CAM2Former: Fusion of Camera-specific Class Activation Map matters for occluded person re-identification

Abstract

Occluded person re-identification (ReID) is challenging since persons are frequently perturbed by various occlusions. Existing mainstream schemes prioritize the alignment of fine-grained body parts by error-prone computation-intensive information, which might come with high estimation error and much computation. To this end, we present the CAMemra-specific Class Activation Map (${\text{CAM}}^2$), designed to identify critical foreground components with interpretability and computational efficiency. Expanding on this foundation, we launched the ${\text{CAM}}^2$-guided Vision Transformer, which is termed ${\text{CAM}}^2$Former, with three core designs. First, we develop Fusion of CAMmera-specific Class Activation Map, termed ${\text{CAM}}^2$Fusion, which consists of positive and negative ${\text{CAM}}^2$ that operate in synergy to capture visual patterns representative of the discriminative foreground components. Second, to enhance the representation ability of pivotal foreground components, we introduce a ${\text{CAM}}^2$Fusion-attention mechanism. This strategy imposes sparse attention weights on identity-agnostic interference discerned by positive and negative ${\text{CAM}}^2$. Third, since the enhancement of foreground representations in ${\text{CAM}}^2$Former depends on camera-specific classifiers, which are not available during inference, we introduce a consistent learning scheme.

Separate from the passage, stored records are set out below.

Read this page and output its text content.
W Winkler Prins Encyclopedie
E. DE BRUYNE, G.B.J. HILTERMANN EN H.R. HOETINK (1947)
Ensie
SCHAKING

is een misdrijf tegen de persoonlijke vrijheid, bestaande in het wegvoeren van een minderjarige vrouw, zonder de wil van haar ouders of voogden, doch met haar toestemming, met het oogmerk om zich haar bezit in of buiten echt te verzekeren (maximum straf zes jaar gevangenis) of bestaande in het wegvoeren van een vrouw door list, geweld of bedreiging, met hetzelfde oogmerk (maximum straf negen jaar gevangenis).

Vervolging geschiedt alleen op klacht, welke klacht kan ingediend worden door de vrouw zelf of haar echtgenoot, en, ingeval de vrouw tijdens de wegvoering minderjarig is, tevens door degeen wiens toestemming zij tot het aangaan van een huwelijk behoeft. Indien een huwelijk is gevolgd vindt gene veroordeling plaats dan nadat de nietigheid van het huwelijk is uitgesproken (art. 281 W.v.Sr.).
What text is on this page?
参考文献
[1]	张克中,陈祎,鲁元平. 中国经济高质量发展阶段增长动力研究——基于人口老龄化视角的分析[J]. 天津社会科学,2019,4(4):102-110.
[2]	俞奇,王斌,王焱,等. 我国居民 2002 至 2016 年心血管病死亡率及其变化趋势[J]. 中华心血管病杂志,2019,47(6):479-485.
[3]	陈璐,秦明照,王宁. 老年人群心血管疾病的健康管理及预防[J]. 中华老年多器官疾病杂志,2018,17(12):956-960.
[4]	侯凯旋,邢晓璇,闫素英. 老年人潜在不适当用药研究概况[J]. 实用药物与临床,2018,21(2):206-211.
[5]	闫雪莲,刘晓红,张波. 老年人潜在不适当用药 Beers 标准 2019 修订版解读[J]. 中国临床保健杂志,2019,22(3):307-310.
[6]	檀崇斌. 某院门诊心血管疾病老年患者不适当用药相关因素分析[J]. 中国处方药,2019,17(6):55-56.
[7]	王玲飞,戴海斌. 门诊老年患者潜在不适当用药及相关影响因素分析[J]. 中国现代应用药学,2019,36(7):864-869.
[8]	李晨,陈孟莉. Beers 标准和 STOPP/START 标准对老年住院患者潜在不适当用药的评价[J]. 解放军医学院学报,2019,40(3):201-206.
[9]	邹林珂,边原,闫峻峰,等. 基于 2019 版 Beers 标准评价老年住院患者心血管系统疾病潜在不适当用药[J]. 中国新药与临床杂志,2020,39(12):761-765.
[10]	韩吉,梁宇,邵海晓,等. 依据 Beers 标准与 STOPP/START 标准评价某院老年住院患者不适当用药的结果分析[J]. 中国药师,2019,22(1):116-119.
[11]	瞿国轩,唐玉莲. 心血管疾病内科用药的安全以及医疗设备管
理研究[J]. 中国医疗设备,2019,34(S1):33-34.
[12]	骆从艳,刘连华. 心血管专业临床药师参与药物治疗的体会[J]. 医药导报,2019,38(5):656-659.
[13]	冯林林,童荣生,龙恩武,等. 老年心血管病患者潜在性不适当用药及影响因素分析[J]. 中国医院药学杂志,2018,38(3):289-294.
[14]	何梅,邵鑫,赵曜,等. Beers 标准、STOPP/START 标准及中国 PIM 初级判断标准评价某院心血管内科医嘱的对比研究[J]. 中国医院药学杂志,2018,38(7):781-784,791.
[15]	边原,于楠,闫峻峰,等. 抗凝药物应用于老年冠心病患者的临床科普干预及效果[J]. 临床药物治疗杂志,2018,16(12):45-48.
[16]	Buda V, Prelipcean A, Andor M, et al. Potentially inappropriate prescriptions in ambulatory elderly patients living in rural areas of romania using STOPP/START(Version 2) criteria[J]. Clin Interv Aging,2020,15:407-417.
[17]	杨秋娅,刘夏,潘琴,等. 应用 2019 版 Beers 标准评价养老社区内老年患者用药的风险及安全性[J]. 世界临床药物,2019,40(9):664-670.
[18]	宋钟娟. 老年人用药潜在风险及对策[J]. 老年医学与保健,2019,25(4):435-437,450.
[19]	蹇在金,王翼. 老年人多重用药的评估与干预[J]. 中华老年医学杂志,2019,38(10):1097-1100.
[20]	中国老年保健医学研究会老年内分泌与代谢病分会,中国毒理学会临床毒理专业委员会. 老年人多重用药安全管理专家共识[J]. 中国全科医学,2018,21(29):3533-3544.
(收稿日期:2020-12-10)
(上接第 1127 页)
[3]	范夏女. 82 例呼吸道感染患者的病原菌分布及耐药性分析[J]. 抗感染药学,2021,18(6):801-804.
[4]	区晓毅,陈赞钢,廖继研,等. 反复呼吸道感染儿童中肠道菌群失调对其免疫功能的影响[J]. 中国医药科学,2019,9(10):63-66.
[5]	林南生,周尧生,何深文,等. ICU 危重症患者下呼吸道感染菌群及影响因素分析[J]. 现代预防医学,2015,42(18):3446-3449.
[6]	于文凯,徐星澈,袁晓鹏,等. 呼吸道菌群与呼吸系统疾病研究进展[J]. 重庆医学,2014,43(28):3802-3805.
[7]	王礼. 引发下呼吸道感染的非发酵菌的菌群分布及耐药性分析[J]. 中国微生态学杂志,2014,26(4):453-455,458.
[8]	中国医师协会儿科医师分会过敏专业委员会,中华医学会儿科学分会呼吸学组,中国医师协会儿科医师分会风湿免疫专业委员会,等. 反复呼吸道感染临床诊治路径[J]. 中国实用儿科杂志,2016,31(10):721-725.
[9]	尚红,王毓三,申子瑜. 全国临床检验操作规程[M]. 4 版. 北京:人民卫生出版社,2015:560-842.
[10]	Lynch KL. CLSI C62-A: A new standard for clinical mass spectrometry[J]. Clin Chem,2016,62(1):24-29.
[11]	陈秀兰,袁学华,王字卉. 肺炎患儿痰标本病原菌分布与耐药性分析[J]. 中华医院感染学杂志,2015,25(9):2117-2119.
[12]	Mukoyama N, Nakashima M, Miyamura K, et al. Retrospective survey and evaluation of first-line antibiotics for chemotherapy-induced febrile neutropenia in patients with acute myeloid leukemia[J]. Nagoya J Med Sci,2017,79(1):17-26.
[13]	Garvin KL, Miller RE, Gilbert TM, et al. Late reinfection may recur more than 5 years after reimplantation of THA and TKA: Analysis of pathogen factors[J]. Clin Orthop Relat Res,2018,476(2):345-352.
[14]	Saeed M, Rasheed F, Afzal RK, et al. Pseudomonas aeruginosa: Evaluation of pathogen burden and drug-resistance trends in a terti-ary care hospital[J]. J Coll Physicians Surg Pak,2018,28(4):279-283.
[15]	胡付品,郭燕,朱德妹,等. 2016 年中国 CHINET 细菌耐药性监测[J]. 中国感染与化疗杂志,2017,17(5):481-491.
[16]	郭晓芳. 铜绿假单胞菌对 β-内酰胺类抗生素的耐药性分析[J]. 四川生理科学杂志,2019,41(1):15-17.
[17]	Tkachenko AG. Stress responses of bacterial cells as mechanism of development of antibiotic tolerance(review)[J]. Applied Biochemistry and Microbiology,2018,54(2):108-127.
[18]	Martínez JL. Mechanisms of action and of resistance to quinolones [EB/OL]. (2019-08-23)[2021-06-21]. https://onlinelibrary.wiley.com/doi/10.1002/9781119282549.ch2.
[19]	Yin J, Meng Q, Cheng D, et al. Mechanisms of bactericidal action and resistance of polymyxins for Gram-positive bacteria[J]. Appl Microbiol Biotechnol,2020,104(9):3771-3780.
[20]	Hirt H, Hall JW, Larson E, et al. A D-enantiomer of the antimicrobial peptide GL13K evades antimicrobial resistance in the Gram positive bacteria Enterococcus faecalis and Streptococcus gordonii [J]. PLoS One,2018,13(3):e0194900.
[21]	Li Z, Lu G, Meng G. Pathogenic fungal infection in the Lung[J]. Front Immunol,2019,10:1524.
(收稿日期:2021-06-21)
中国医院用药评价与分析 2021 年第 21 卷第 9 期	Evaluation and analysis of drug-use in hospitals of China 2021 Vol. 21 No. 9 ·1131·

This design ensures that representations derived from vanilla ViT align consistently with those obtained via ${\text{CAM}}^2$Former. This facilitates the extraction of discriminative foreground representations, circumventing ${\text{CAM}}^2$ dependencies during inference without additional complexity. Extensive experimental results demonstrate that the proposed method achieves state-of-the-art performance on two occluded datasets (Occluded-Duke and Occluded-REID) and two holistic datasets (Market1501 and MSMT17), achieving an R1 of 74.4% and a mAP of 64.8% on Occluded-Dukes.